Fen, Bog & Swamp: A short History of Peatland Destruction and Its Role in the Climate Crisis
A book review
Fen, Bog & Swamp: A short History of Peatland Destruction and Its Role in the Climate Crisis
Annie Proulx
Scribner 2022
208 pages
Concerned about the state of our wildlands, novelist Annie Proulx has given us Fen, Bog & Swamp. The book is a heartbreaking narrative of our drainage and destruction of these wetlands, and another voice in the chorus of commentary reminding us that we are crazily heating our planet.
Proulx starts her book with the wonder and surprises she experienced when her mother took her, as a young child, to a swamp, a journey that turned Proulx into a lifelong nature lover. This reminiscence serves as a springboard for the author’s musings that combine memoir, history, geography, and the science of climate change. The narrative wanders from the slopes of Kilimanjaro, where the Chagga people farm bananas, to the author’s time living in the Pacific Northwest. Proulx’s narrative skills deftly tie these threads together to such a degree that, despite the reminders of our great destruction of the natural world, the book is immensely pleasurable to read.
Thereafter this short book consists of three chapters, each individually devoted to bogs, English fens, and swamps. Throughout, the immensity of peatland loss is difficult to imagine. By the 1980s, the United States had wiped out half of its wetlands, with some states completely destroying them. From 2004 to 2009, a span of only five years, the U.S. turned an additional 62,300 wetland acres into agriculture and housing developments. In the 1980s, wanting land to grow trees, Great Britain destroyed 190,000 hectares of bogs in Scotland.

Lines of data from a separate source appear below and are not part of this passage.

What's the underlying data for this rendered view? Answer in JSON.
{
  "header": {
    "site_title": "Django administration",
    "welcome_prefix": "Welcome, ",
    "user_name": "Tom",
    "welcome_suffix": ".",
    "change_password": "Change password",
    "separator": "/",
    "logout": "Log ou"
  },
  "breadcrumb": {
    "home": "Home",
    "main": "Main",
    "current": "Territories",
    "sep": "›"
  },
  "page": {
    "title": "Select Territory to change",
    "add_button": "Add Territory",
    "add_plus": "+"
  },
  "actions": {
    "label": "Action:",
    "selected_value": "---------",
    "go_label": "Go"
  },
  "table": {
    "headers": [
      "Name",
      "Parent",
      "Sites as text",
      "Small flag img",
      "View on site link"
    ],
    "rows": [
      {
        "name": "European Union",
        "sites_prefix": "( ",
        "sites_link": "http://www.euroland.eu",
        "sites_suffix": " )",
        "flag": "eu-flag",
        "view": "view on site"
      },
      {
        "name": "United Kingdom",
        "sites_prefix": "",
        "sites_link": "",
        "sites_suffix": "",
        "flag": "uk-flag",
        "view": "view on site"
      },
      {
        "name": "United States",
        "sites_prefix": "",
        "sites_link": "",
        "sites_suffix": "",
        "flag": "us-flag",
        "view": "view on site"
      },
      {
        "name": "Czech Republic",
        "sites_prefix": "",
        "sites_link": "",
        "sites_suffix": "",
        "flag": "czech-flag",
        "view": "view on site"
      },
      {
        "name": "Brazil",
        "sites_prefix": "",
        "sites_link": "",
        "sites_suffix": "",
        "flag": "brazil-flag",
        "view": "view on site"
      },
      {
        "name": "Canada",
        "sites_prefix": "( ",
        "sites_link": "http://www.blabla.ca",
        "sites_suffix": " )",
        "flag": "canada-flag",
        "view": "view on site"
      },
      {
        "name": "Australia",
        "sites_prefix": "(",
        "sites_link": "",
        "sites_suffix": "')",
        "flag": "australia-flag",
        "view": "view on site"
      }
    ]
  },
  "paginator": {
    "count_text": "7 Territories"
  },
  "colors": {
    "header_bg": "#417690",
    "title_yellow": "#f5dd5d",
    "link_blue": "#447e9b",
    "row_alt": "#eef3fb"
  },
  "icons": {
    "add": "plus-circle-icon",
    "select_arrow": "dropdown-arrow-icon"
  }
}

As if the loss of nature, biodiversity, and beauty weren’t enough, the destruction of swamps, bogs, and fens is a major contributor to climate change. Acre for acre, these peatlands perform an outsized service of carbon sequestration. As Proulx explains, when twigs, leaves, and other organic detritus decompose on forest floors or in grassland, they return to the biosphere. If the same material falls into a peatland, the acidic (bog) or alkaline (fen) waters disrupt decomposition. The organic material remains in the peatland, effectively removed and sequestered from the biosphere. Fewer and smaller peatlands ultimately mean more CO2 warming the planet.
Proulx prepared herself well for this project. She recounts the story of wetlands formation, starting with the receding glaciers at the end of the last Ice Age. From the Roman Empire to today, she covers a great swath of human history. She also shares a bit of biology as she describes the mosses, insects, trees, and animals that make their homes in the damp environments of the world.

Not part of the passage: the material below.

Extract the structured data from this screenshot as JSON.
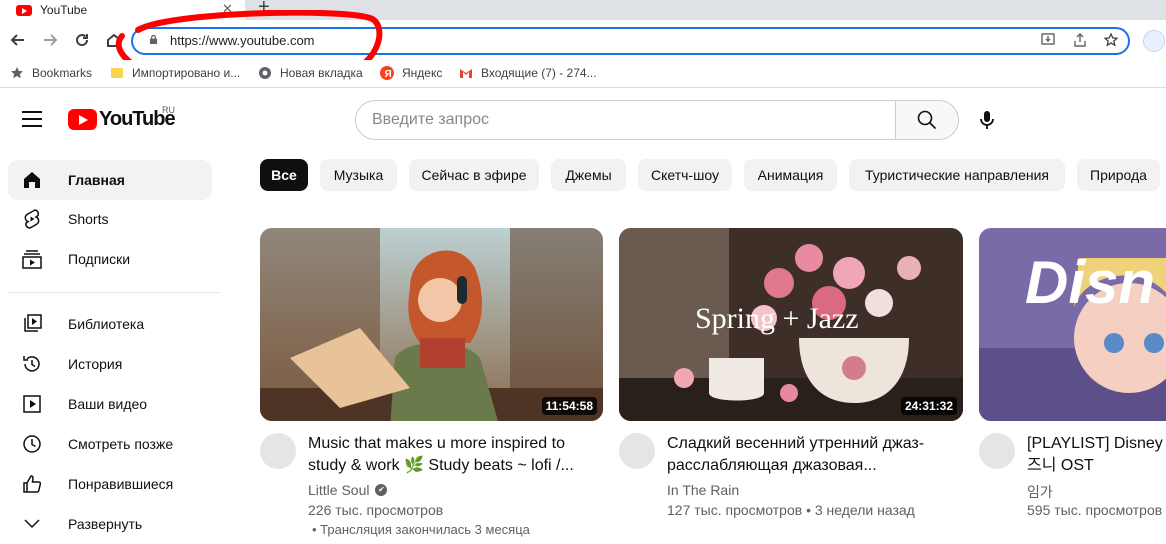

Although Proulx expertly conveys the tragic loss of our wetlands, there are some problems with the book. First, the book is well-referenced, but not footnoted, and the notes at the end are labrynthine. Text is referenced by page only in the notes, followed by the source information. Without citation numbers or symbols, I found the references difficult to navigate, which slowed my reading.
Moreover, some interesting paragraphs and pages concerning the history or science of the wetlands lack references altogether. There are also references in the notes section that don’t correspond to any text on their referenced pages.
I found more than a few non sequiturs. A paragraph on sea level rise might veer for a sentence or two to the size of Neolithic settlements. Several pages may go by as Proulx recounts the history of the Roman Empire, with no apparent connection to peatlands or climate change.
Proulx is a masterful narrator, and her novels and short stories have captured the attention of millions of readers. And yet I felt that much of the subject matter of this book was being kept at arm’s length. There is little vibrancy that one might experience actually being in or near these landscapes that skirt between land and water, few comments or details of the buzz of bees, chirping of birds, or aroma of wildflowers.
The book lacks people, too. We don’t hear the voices of conservationists and nature enthusiasts who dedicate their lives to protecting our fens, bogs, and swamps. There are few direct quotes to enliven the pages. Proulx confesses in her Acknowledgements that the book was written during the pandemic, which restricted her travels. Has she heard of Zoom?
For the casual reader, this book may serve as a starting point to learn about peatlands, although if I were to suggest a book for general interest, I would pick Swamplands by Ed Struzik. His book covers more ground, more history, and more biology.